Laurie Sullivan, Contributor

April 22, 2004

3 Min Read

Few companies have pursued machine-to-machine communication harder than General Motors Corp. The automaker is rolling out an ambitious program to migrate its more than 7,000 suppliers to Covisint Connect, a data-messaging service based on electronic business XML and business-object document standards. The rollout follows GM's decision earlier this year to test the ebXML spec in 14 areas, ranging from parts procurement to engineering.

GM will support ebXML through Covisint Connect in an effort to replace traditional electronic data interchange transmissions to communicate advanced ship notices, forecasts, and inventory levels with its suppliers. The service is being offered through Covisint LLC, an independent E-business service provider for the automotive industry.. The move is expected to remove cost, reduce complex transactions, and promote interoperability in the automotive supply chain. The messaging platform acts like middleware to give multiple partners the ability to use the Internet or disparate software to connect through the Covisint hub. "This is the lifeline of our procurement organization," says Bob Booth, process information officer for worldwide purchasing from order to delivery at GM. "We use EDI to send forecasts, ship notifications, and verify inventory levels. When we migrate to ebXML, clearly there is an opportunity to send other messaging over this network--like purchase orders, invoices, and financial information reporting to streamline our worldwide purchasing."

A few pilots during the past six months are now complete, and Lear Corp. has just begun to connect its sites to GM's vehicle assembly plants. "A year ago, 14 suppliers and the Big Three embarked on a project to take the industry to this type of electronic messaging," says John Crary, CIO at Lear, a GM supplier. "It will provide more consistency, so all that participate will do so through the same methods. It also will allow us to communicate with current, cost-effective technology. Everything is based on machine to machine communications. We transmit tens of thousands of EDI transactions daily."

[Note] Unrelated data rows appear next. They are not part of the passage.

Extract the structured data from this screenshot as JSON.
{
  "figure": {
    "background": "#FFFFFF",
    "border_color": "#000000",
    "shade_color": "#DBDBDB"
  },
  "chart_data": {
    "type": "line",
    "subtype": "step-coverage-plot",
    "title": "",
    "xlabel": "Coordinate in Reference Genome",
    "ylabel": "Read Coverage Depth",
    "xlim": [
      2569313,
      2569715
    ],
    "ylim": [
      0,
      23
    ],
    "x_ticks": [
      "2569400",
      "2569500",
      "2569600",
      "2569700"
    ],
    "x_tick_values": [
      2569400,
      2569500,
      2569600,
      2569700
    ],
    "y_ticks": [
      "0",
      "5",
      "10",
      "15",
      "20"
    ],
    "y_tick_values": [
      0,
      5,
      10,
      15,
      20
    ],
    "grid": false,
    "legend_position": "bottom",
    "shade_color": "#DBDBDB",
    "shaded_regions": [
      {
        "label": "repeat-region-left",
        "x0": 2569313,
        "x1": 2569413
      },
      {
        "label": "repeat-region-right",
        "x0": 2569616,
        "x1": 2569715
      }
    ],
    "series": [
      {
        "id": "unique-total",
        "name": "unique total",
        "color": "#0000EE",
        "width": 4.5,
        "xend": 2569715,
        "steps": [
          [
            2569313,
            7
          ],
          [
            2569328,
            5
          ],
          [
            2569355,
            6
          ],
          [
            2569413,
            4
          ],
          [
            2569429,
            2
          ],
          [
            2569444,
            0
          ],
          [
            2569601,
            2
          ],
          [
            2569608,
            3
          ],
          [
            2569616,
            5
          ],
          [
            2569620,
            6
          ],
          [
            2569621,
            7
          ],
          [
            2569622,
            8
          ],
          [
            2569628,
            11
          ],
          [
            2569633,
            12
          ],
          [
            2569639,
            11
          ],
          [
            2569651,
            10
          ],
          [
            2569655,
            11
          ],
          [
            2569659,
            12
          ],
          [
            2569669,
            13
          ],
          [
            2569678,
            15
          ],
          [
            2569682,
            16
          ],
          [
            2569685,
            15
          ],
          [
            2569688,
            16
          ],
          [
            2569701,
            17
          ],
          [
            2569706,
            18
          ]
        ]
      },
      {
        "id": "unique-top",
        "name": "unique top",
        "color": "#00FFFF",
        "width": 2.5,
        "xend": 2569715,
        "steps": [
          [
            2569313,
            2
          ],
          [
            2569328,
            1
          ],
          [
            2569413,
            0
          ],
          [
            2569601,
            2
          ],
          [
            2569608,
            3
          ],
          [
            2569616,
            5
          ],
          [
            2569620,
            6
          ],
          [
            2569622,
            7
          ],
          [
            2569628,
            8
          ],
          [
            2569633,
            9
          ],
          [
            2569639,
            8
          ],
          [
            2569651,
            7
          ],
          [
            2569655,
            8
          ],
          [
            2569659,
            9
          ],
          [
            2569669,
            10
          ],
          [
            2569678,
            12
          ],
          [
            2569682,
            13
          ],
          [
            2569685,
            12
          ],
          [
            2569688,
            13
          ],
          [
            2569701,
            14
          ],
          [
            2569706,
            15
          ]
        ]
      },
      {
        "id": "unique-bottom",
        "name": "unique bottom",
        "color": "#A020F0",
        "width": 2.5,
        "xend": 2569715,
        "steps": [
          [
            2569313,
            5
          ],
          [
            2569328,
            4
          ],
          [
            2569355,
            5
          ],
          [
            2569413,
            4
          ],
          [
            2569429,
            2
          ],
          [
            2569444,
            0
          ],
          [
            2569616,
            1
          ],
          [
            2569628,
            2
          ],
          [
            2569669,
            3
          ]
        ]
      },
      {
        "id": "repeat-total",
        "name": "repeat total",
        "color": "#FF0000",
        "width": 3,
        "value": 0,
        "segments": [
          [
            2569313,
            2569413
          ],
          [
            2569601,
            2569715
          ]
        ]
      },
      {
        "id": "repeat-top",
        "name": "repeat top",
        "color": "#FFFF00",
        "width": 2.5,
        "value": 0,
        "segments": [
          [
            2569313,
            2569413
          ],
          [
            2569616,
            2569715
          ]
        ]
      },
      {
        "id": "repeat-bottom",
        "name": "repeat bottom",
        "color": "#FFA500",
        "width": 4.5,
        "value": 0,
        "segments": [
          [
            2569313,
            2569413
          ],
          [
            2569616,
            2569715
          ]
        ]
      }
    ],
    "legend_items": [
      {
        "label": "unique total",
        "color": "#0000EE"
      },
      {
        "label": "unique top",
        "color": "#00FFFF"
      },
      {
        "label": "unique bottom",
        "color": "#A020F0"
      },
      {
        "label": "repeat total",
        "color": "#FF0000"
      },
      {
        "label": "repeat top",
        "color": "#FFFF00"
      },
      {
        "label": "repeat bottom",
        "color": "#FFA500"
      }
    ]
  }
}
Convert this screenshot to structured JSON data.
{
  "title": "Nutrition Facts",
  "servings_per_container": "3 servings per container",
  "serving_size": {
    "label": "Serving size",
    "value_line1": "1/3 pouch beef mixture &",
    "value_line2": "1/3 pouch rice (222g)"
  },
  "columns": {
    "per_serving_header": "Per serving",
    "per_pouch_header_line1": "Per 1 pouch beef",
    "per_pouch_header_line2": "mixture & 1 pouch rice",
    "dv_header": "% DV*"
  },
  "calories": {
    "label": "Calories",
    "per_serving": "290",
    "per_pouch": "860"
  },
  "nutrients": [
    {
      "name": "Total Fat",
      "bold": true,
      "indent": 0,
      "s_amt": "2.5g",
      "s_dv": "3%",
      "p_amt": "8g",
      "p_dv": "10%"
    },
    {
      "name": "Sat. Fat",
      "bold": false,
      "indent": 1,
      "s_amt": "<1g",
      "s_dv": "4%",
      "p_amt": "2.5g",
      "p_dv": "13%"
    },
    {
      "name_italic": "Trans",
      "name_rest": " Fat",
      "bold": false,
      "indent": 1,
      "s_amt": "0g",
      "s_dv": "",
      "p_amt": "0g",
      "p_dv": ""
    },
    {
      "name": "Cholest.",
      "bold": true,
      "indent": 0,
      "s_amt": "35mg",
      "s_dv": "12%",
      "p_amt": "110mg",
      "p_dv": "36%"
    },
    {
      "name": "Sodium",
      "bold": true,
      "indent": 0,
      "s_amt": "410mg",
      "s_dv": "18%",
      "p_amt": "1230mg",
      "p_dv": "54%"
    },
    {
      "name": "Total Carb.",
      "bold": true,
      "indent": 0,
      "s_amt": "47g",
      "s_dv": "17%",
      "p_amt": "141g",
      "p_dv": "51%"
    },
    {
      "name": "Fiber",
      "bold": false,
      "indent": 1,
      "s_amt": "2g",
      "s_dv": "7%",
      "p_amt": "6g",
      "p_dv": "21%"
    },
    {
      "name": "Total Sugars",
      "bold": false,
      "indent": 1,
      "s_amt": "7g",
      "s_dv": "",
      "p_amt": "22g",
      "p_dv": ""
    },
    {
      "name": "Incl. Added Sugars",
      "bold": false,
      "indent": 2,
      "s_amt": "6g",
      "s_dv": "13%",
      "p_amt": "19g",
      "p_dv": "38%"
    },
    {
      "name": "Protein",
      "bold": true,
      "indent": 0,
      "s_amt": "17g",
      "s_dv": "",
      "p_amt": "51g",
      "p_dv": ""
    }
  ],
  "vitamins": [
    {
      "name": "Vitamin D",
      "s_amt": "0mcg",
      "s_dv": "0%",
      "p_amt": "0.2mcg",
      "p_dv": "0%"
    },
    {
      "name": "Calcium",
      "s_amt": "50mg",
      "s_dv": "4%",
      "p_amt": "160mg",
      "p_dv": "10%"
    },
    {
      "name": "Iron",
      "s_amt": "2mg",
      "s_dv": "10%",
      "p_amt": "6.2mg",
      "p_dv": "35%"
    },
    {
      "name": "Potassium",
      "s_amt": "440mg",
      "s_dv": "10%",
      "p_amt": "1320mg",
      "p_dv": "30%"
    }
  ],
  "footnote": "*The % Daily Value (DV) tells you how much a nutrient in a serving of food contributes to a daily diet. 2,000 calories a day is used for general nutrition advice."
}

GM transacts approximately 2 million EDI messages per month, roughly 5 million kilo-characters, Booth says. To assist its suppliers make the transition, Covisint will provide GM with a complete service to set-up its trading partners. Those suppliers without EDI capabilities need only register on Covisint's Web site to make the transition.

The initial 2-1/2-year agreement with GM, disclosed Thursday, represents between 5% and 8% of Covisint's annual revenue. The potential to make a significant impact in the automotive supply chain is substantial, especially with Lear, and Johnson Controls' automotive business, JCI, also signing on in the last 60 days, according to Bob Paul, Covisint's CEO. "We've moved out of the application specific businesses like auctions and catalogs business, perceived problem areas, to focus on delivering efficiencies in the automotive supply chain," he says.

Compuware Corp., Covisint's parent company, said this month that it expects to post its strongest financials since 2000 when it reports fourth-quarter results May 12. Wall Street analysts project $326.1 million for the three months that ended March 31, but the company estimates $337 million for the quarter. Covisint will represent a little more than $25 million of Compuware's projected fiscal 2005 revenue, which is expected to be between 5% and 10% higher than the $1.26 million in fiscal 2004.